Parmi les espèces qui colonisent l'Australie figure le crabe vert d'Europe, qui s'est déplacé de son habitat d'origine – c'est-à-dire depuis le nord-est de l'océan Atlantique et la mer Baltique – jusqu'aux antipodes – soit jusqu'à l'Afrique du Sud, l'Amérique du Sud et les côtes atlantique et pacifique de l'Amérique du Nord. Le crabe vert est carnivore et chasse les palourdes, les moules, les huîtres ou encore les gastéropodes. Depuis son arrivée aux États-Unis dans les années cinquante, le carcinus maenas a coûté plusieurs millions de dollars à l'industrie américaine de la pêche car il s'attaque aux coquilles Saint-Jacques et à d'autres crustacés et mollusques représentant une manne commerciale importante. Outre le fait qu'il chasse les espèces locales, le crabe vert d'Europe est bien meilleur qu'elles pour trouver de la nourriture et peut se reproduire en grand nombre.

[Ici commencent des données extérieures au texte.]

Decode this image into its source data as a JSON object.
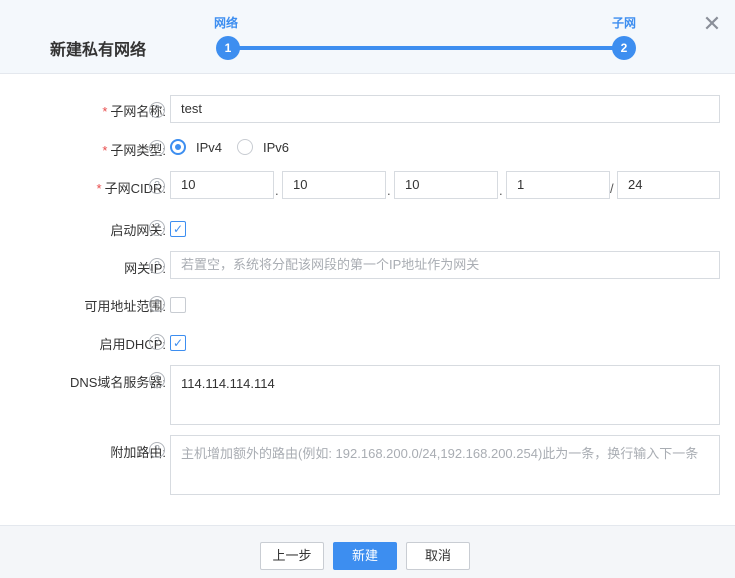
{
  "dialog": {
    "title": "新建私有网络",
    "close_glyph": "✕",
    "steps": [
      {
        "number": "1",
        "label": "网络"
      },
      {
        "number": "2",
        "label": "子网"
      }
    ],
    "accent_color": "#3d8ef0"
  },
  "form": {
    "help_glyph": "?",
    "required_mark": "*",
    "subnet_name": {
      "label": "子网名称:",
      "value": "test"
    },
    "subnet_type": {
      "label": "子网类型:",
      "options": [
        "IPv4",
        "IPv6"
      ],
      "selected": "IPv4"
    },
    "subnet_cidr": {
      "label": "子网CIDR:",
      "octets": [
        "10",
        "10",
        "10",
        "1"
      ],
      "prefix": "24",
      "dot": ".",
      "slash": "/"
    },
    "enable_gateway": {
      "label": "启动网关:",
      "checked": true
    },
    "gateway_ip": {
      "label": "网关IP:",
      "placeholder": "若置空，系统将分配该网段的第一个IP地址作为网关"
    },
    "address_range": {
      "label": "可用地址范围:",
      "checked": false
    },
    "enable_dhcp": {
      "label": "启用DHCP:",
      "checked": true
    },
    "dns": {
      "label": "DNS域名服务器:",
      "value": "114.114.114.114"
    },
    "extra_routes": {
      "label": "附加路由:",
      "placeholder": "主机增加额外的路由(例如: 192.168.200.0/24,192.168.200.254)此为一条，换行输入下一条"
    }
  },
  "footer": {
    "prev_label": "上一步",
    "create_label": "新建",
    "cancel_label": "取消"
  }
}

Des recherches menées à ce sujet indiquent que la colonisation de nombreux estuaires – situés dans les États américains de Washington et de l'Oregon ou dans la province canadienne de la Colombie-Britannique – par le crabe vert a été facilitée par les tempêtes du phénomène El Niño survenues en 1997 et 1998.

Étoile de mer du Pacifique Nord (Asterias amurensis)

Originaire du Japon, du nord de la Chine, de la péninsule de Corée et de l'extrême est de la Russie, cette étoile de mer est capable de s'adapter à de grandes variations de température, à différents gradients de salinité et prolifère essentiellement dans les estuaires et les zones intertidales. La période de frai s'étend de juillet à octobre et les femelles peuvent transporter jusqu'à 20 millions d'œufs, lesquels éclosent et peuvent vivre à l'état de larves planctoniques jusqu'à environ 180 jours. Les étoiles de mer du Pacifique Nord prolifèrent désormais au sud-est de l'Australie et en Tasmanie, très probablement après avoir été transportées à l'état de larves dans les eaux de ballast des navires. Le port de Melbourne est le plus grand port à conteneurs d'Australie, avec de nombreux navires en provenance de l'Extrême-Orient, et c'est en Australie que cette espèce cause le plus de dégâts. Elle mange par exemple les œufs des poissons-main tachetés (Brachionichthys hirsutes), aujourd'hui menacés d'extinction.